After getting big deal, Nola hopes for titles with Phillies
"This is pretty surreal and special for me," the pitcher said Thursday, a day after agreeing to the deal. "I love it here. I love the city of Philadelphia. I want to be a part of this organization — a winning organization."
His contract includes a 2023 club option that could make the deal worth $56.75 million over five years.
"I don't play specifically for the money," he said as parents and teammates watched at a news conference. "I play for the love of game and I play for my teammates. They know that. I'm here to win and maximize my potential as much as I can."
The 25-year-old right hander is 41-28 in four seasons, including 17-6 last year with a 2.37 ERA and 0.975 WHIP. He finished third in the NL Cy Young Award voting behind Jacob deGrom and Max Scherzer.
"There really is nobody that's more deserving of this than Aaron," general manager Matt Klentak said. "And not just for what he's done on the field but for the work ethic he brings to our team, the humility he brings. He really is the perfect fit for our team and our city."
Even without adding outfielder Bruce Harper or infielder Manny Machado, who remain on the free-agent market, Klentak feels like the organization has had a very productive offseason.
"We have done just about everything we set out to do," Klentak said. "At the beginning of the offseason we identified that we wanted to improve the team defense. We wanted to address our ability to get good hitters out late in the game, particularly left-handed hitters.

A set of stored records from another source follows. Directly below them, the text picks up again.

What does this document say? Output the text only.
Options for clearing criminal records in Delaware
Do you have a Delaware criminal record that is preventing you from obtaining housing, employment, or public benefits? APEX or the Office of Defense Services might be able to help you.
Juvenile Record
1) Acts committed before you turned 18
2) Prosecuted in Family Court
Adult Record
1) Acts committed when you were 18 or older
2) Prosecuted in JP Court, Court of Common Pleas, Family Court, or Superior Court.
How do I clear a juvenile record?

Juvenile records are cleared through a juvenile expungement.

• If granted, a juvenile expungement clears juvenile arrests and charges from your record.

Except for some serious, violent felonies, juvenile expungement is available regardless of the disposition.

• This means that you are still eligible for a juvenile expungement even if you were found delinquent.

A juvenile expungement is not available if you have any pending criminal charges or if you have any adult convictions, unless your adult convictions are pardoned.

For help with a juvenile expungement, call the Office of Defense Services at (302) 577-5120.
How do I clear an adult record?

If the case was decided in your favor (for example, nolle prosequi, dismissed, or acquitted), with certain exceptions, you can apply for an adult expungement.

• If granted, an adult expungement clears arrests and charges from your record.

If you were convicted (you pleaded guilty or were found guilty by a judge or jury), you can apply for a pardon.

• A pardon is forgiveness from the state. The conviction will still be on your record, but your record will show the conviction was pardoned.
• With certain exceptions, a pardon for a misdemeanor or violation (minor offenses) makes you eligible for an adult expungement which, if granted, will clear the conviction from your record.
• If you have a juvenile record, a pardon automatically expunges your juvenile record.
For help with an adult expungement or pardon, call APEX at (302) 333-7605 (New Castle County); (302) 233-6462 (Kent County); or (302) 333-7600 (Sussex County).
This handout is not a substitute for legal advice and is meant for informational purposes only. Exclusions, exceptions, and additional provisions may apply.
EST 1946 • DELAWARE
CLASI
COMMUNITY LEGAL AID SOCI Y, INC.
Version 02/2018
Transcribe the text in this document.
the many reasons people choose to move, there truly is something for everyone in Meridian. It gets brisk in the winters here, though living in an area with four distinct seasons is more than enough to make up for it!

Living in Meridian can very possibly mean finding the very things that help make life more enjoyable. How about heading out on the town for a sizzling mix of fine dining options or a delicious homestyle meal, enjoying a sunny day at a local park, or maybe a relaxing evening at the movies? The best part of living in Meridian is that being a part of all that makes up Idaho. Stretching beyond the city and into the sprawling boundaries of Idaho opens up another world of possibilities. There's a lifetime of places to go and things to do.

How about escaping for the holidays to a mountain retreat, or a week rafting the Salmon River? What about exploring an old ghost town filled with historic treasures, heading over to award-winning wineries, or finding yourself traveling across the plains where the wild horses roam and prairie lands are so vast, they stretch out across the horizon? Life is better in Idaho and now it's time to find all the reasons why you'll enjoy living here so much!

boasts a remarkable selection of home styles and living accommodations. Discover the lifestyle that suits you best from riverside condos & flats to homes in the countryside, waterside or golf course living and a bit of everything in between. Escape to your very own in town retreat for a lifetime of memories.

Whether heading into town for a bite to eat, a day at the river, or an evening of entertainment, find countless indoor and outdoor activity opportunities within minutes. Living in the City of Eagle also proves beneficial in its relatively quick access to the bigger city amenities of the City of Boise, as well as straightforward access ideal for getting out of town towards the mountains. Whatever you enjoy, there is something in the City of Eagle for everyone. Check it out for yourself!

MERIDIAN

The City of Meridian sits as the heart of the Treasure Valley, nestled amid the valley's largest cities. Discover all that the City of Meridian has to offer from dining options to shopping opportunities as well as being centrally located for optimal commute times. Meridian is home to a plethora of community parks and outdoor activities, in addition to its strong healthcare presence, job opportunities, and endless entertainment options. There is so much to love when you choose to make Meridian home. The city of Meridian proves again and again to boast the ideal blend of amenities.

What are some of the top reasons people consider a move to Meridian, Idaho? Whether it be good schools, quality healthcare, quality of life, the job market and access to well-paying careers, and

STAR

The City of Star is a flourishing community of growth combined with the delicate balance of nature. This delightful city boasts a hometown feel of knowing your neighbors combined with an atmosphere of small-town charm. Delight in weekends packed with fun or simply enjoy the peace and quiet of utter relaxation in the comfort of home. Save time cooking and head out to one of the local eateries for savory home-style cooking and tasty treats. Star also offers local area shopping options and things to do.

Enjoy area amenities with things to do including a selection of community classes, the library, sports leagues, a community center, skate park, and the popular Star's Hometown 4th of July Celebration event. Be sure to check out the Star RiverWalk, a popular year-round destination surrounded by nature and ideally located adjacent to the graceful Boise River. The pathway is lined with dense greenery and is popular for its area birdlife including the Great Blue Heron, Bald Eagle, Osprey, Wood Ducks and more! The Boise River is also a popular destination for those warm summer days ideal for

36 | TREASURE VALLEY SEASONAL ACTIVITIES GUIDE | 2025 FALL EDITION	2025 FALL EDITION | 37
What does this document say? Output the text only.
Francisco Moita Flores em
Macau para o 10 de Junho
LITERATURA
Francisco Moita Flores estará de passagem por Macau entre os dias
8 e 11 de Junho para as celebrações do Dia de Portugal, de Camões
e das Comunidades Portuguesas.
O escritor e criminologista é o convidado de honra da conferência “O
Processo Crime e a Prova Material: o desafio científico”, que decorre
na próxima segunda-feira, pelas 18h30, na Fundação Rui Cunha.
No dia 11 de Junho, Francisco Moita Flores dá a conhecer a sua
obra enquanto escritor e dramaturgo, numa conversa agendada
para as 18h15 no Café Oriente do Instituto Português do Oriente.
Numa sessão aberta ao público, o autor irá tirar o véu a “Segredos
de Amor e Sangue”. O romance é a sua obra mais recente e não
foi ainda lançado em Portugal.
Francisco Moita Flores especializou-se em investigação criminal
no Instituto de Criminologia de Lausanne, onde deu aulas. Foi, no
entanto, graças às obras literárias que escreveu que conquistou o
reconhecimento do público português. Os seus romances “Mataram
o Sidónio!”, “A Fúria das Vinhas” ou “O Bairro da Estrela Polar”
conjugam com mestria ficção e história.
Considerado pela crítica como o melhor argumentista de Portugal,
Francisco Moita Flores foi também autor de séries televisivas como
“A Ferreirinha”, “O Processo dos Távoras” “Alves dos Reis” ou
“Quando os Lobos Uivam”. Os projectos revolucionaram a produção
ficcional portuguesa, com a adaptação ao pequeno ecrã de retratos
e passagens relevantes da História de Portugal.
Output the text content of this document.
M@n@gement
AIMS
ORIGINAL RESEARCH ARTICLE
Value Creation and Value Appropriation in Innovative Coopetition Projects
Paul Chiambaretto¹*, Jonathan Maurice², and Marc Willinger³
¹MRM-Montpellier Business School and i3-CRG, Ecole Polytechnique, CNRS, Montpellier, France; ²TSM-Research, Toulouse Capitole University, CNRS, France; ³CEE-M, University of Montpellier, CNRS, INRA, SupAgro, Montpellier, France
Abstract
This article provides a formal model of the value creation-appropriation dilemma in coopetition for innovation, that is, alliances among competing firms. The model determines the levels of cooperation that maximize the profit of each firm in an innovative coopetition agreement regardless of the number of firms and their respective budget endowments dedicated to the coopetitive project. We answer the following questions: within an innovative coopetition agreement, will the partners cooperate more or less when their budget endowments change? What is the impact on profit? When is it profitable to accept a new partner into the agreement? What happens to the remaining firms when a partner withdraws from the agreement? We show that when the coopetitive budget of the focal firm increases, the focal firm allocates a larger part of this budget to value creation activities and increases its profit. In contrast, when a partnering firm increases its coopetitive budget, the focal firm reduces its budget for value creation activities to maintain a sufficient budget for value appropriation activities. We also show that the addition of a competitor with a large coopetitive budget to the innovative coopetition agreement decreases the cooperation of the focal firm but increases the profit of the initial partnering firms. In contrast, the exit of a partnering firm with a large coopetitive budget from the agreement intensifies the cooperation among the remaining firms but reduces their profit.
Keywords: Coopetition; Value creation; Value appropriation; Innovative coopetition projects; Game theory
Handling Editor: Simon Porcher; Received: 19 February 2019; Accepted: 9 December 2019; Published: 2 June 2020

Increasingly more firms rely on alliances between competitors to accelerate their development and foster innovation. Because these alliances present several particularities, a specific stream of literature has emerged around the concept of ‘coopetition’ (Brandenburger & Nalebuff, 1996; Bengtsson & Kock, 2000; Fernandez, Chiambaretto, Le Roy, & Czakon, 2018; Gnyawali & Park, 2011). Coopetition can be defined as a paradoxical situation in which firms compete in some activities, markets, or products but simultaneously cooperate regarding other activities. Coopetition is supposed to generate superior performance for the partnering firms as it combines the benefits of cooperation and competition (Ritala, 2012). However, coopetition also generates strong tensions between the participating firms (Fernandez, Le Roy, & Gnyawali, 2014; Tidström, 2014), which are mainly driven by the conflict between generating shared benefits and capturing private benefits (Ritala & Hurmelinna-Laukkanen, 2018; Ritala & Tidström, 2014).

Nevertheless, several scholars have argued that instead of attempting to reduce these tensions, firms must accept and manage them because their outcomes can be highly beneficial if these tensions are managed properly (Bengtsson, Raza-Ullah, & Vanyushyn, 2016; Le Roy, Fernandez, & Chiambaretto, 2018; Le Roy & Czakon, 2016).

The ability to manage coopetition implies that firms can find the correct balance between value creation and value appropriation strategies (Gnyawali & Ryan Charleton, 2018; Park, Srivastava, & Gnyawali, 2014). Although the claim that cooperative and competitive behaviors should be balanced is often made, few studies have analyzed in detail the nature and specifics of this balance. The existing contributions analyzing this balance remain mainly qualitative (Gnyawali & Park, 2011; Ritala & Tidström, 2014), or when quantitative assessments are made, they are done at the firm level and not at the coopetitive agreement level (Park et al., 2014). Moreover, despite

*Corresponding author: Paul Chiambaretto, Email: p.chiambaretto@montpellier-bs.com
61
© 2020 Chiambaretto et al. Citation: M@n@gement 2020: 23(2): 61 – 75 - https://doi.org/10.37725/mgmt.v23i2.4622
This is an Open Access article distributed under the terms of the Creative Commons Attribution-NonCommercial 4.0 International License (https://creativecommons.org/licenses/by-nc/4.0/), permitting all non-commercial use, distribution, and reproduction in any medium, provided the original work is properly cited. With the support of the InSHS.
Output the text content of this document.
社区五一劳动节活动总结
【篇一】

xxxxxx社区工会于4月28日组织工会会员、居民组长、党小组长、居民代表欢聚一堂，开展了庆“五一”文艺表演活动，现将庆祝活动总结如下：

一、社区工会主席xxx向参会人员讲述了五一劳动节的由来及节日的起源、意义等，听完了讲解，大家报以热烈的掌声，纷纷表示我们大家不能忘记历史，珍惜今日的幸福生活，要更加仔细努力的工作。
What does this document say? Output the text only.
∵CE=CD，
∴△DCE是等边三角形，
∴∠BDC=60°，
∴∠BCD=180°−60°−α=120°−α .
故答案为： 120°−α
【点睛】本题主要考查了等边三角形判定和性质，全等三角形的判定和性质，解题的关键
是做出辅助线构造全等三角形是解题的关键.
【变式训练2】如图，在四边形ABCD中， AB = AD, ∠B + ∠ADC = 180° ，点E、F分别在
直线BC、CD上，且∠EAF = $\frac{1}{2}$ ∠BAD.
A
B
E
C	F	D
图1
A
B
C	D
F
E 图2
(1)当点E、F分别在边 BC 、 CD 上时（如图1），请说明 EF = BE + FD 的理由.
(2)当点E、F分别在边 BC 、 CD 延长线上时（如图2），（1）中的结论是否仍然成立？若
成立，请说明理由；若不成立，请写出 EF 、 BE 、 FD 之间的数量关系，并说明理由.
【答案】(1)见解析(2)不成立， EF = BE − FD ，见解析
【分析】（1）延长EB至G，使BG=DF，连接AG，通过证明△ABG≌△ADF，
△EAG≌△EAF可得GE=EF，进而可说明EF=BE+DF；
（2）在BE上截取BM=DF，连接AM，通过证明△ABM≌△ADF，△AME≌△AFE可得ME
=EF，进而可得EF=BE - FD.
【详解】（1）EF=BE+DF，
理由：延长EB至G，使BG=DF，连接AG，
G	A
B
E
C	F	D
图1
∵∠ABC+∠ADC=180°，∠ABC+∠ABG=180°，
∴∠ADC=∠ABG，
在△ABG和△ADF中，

"We've addressed our offense in a couple of key places, most notably shortstop and behind the plate and now we've taken care of locking up our best young player. A lot of years that would be a very complete, thorough and successful offseason and I really think it is."
Philadelphia acquired catcher J.T. Realmuto and shortstop Jean Segura in trades and signed outfielder Andrew McCutchen and right-hander reliever David Robertson, both free agents. The Phillies have met with Harper and Machado.
"There's really nobody that can explain why certain players sign early, certain players sign late or certain players don't sign at all," Klentak said. "From a management perspective we have to be willing to pivot and adjust to the different timings that exist from year to year."